As authentication protocols go, not supporting server auth sucks majorly.
The reason for that is because you just fired a credential-thingy to a server that says its the server you want to talk to, but you can't really verify that at all. What's to stop that server from forwarding it off to the real server and pretending to do evil things as you?
This has made the news recently as a new form of attack. It's not particularly new: NTLM has never supported server auth. The flaw here is really just that things are using NTLM when they shouldn't.
And why are things using NTLM when they shouldn't? Well, for the two properties I just described.
1. If a client doesn't have line of sight to a DC it can't do Kerberos, so it falls back to NTLM.
2. Server auth is forcing a downgrade to NTLM.
Wait, isn't that bad? Why would a server downgrade?
Well, it's not the server doing it. It's the client or DC doing it, because they can't guarantee server auth.
See, the guarantee of server auth is by virtue of a trusted third party saying 'yeeeeep, I vouch that server has the same name as the one you requested'. Kerberos does this with SPNs.
When you ask for a ticket to a service you use the SPN to identify it. The DC looks up the SPN and gives you a ticket to it. If that ticket can be decrypted by the server, then the DC has proven the server is who they say they are. Kerberos Explained in a Little Too Much Detail (syfuhs.net)
TLS does this through certificates. The server presents a certificate containing domain names. If the domain name you're contacting the server by is in the list, then you can reasonably say the CA that issued to certificate guarantees that server is who they say they are.
So what happens if the SPN isn't found, or the domain name isn't in the certificate? Well, server authentication CANNOT succeed.

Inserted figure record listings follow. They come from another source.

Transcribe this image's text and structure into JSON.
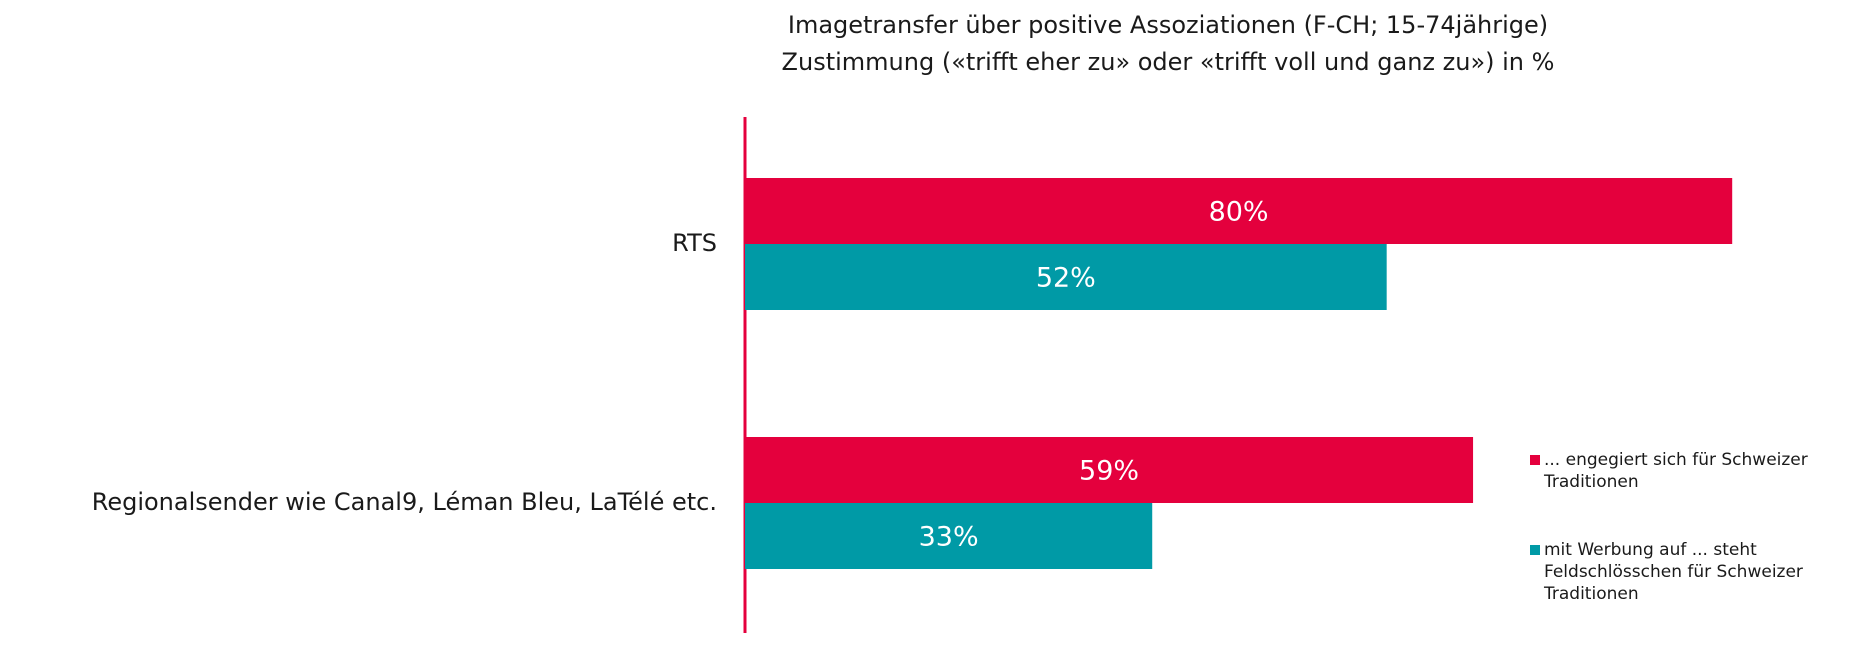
{
  "chart_data": {
    "type": "hbar",
    "title": "Imagetransfer über positive Assoziationen (F-CH; 15-74jährige)",
    "subtitle": "Zustimmung («trifft eher zu» oder «trifft voll und ganz zu») in %",
    "categories": [
      "RTS",
      "Regionalsender wie Canal9, Léman Bleu, LaTélé etc."
    ],
    "xlim": [
      0,
      100
    ],
    "series": [
      {
        "name": "... engegiert sich für Schweizer Traditionen",
        "color": "#e4003d",
        "values": [
          80,
          59
        ],
        "value_labels": [
          "80%",
          "59%"
        ]
      },
      {
        "name": "mit Werbung auf ... steht Feldschlösschen für Schweizer Traditionen",
        "color": "#009aa6",
        "values": [
          52,
          33
        ],
        "value_labels": [
          "52%",
          "33%"
        ]
      }
    ]
  }
}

In the TLS case this is catastrophic. It's like always clicking the "yes I know this is dangerous and stupid" button in your browser when you get a cert warning. It means you have no root of trust, so there are zero guarantees of privacy of information passed in the TLS channel.
NTLM can be similarly catastrophic, but in different ways. NTLM, much like Kerberos, can be used to authenticate clients, or to optionally provide a secure channel for communications similar to TLS.

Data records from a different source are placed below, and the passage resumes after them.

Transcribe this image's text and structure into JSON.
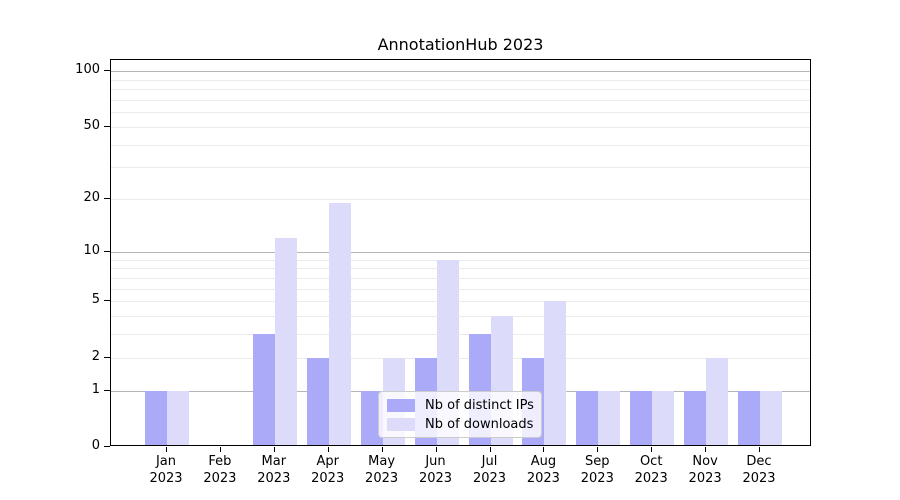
{
  "chart_data": {
    "type": "bar",
    "title": "AnnotationHub 2023",
    "y_scale": "log1p",
    "ylim": [
      0,
      115
    ],
    "y_ticks": [
      100,
      50,
      20,
      10,
      5,
      2,
      1,
      0
    ],
    "grid": {
      "major": [
        1,
        10,
        100
      ],
      "minor": [
        2,
        3,
        4,
        5,
        6,
        7,
        8,
        9,
        20,
        30,
        40,
        50,
        60,
        70,
        80,
        90
      ]
    },
    "categories": [
      {
        "month": "Jan",
        "year": "2023"
      },
      {
        "month": "Feb",
        "year": "2023"
      },
      {
        "month": "Mar",
        "year": "2023"
      },
      {
        "month": "Apr",
        "year": "2023"
      },
      {
        "month": "May",
        "year": "2023"
      },
      {
        "month": "Jun",
        "year": "2023"
      },
      {
        "month": "Jul",
        "year": "2023"
      },
      {
        "month": "Aug",
        "year": "2023"
      },
      {
        "month": "Sep",
        "year": "2023"
      },
      {
        "month": "Oct",
        "year": "2023"
      },
      {
        "month": "Nov",
        "year": "2023"
      },
      {
        "month": "Dec",
        "year": "2023"
      }
    ],
    "series": [
      {
        "name": "Nb of distinct IPs",
        "color": "#aaaaf8",
        "values": [
          1,
          0,
          3,
          2,
          1,
          2,
          3,
          2,
          1,
          1,
          1,
          1
        ]
      },
      {
        "name": "Nb of downloads",
        "color": "#dcdcfa",
        "values": [
          1,
          0,
          12,
          19,
          2,
          9,
          4,
          5,
          1,
          1,
          2,
          1
        ]
      }
    ],
    "legend_position": "lower center"
  }
}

The way this works is basically that either protocol will produce a session key that both the client and server know, that can be used for encrypting traffic between the two. This is how protocols like RPC or SMB work.
Other protocols like HTTP don't need NTLM or Kerberos to provide a secure channel because HTTP can rely on TLS to do that. So NTLM is only used for authenticating the user.
So therefore in the NTLM via HTTP over TLS case, you have some measure of server authentication through TLS. Not quite the end of the world.
So if Kerberos can't happen for whatever reason, then the client will fall back to NTLM.
This is the crux of the problem. If server auth fails then you must fall back to a protocol that doesn't do server auth. You can replace the protocol with something that does do server auth, but suddenly you're back to the original problem: server auth *already* failed.
This is why killing NTLM is so hard. We can replace the protocol with something better, but that something is starting it's life right out the gate fighting with basic fundamentals.
This is also why the approach to date has been more about remediating scenarios that are falling back to NTLM vs replacing NTLM outright: replacing it outright doesn't necessarily buy us anything.
Alternatively we can just turn it off. That actually just makes things worse.
Obviously security is important, but continuity of business is important-er. Turning off business critical services is a dangerous game.
So the path forward is through information gathering. You need to know what's doing NTLM, and you need to know why it's doing it. There's an audit policy for that: Network security Restrict NTLM Audit incoming NTLM traffic (Windows 10) - Windows security | Microsoft Docs
Which brings us to the original joke: we can't deprecate NTLM because folks don't turn on telemetry.
That's false. We have ways of doing it, but it doesn't necessarily buy us much.
What telemetry does tell us though is *when* we can turn it off.